How Statistical Arbitrage based Algorithm Trading combined with ML can be a winner in Developing Economies
INTRODUCTION
Algorithmic Trading Strategies, from the outside, sound extremely fancy and too complicated. However, they are nothing but a bunch of rules that are used on a Stock Exchange to automate the execution of orders without any human intervention. Algorithmic Trading Strategies require a quantitative model which runs upon live market data parameters such as price, volume, etc. and ensure a positive Alpha at the end of the trade.
All algorithmic trading strategies can be broadly classified as:
1. Momentum/ Trend based strategies - Follows the current Market momentum. In simple words: Buy high and sell higher, and vice-versa.
2. Market Making strategies - Market Makers provide liquidity by quoting both Buy & Sell prices, thereby profiting on the Bid-Ask spread.
3. Arbitrage strategies – These are event-driven strategy, and are thus market movement-neutral. Arbitrage can be across different Stock Exchanges, geographies, currencies etc.
4. Statistical Arbitrage strategies - Also known as Pairs Trading strategy, such arbitrage opportunities arise out of misquoting of prices in pairs.
This document will focus on the Statistical Arbitrage Strategy, formulate our own model and apply it on the Indian Stock Markets.

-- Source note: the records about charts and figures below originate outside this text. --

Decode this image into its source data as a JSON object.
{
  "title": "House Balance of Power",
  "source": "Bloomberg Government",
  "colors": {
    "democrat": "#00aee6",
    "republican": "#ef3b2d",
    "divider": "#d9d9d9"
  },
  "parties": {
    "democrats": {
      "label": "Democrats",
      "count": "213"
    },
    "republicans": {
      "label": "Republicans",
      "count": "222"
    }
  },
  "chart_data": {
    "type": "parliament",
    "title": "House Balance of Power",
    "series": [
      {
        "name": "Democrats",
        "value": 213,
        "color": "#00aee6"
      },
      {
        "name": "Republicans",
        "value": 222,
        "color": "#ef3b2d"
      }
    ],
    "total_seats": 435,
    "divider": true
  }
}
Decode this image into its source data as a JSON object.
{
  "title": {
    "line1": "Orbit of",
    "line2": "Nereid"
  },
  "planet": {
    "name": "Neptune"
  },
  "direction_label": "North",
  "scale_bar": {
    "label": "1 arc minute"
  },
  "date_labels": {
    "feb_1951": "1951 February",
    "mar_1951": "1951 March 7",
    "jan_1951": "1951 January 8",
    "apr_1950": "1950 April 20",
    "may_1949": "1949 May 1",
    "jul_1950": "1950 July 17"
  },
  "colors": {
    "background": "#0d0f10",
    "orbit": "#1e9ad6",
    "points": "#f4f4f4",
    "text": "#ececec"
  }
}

Statistical Arbitrage, or Pairs Trading Strategy, is an extremely effective strategy, especially in developing markets which have high liquidity and significant arbitrage opportunities. This strategy is based on the concept of Mean Reversion of a pair. Here, stocks that exhibit historical co-movement in prices are paired using fundamental similarities. When one stock outperforms the other, the outperformer is sold short and the other stock is bought long. Here, the expectation is that the short term diversion will end in convergence. One of the major advantages of this strategy is that this strategy is Beta neutral and hedges market risk.
Let us understand this with the following example:
It is known from historical data that IndusInd Bank and Axis Bank share prices are highly correlated. If IndusInd Bank share prices rise by 2%, we know that Axis Bank share prices will rise by >1%. If they haven’t risen yet, Axis Bank shares can be bought to make a profit.
METHODOLOGY
Below, we’ll formulate our own strategic model and quantify the stability using R programming.
We’ll apply this strategy in the context of Indian markets on Nifty200 Index companies, which represents 80%-90% of the Indian Stock Market. Historical data for these tickers is obtained from the beginning of 2014 till date, thereby increasing the number of data points, adding to the robustness of the model. This is just a demonstration of the application of this strategy, and assumes that stocks are allowed to be sold short. Complications might arise in the Indian markets where SEBI mandates the usage of Securities Lending and Borrowing System for Short selling.
This data is divided into 2 parts:
a) In-Sample data – To understand the pattern and derive the model. All data points from the start of 2014 through to the end of 2017 were used.
b) Out-of-Sample data - To test the model. All data points from 2018 till date were used
Establishing Statistical Significance
Before designing the model, it is essential to determine which stocks will be eligible for trading. The data is first cleaned for uniformity. Only tickers with complete set of data points over the time horizon and a minimum daily trading volume of 15 million INR are eligible for trading.
Now that the data has been tested for uniformity and liquidity, we form pairs of all the stocks and each pair is tested for co-integration, i.e. to check if the prices have any similarity over a time-series data. For this purpose, we use the inbuilt function in R for an ADF (Augmented Dickey-Fuller) test to check for stationarity in the time-series. The resultant p-value is used to reject the null hypothesis that a unit root is present in the sample data. We reject all stock pairs which have co-integration p-value less than 0.015.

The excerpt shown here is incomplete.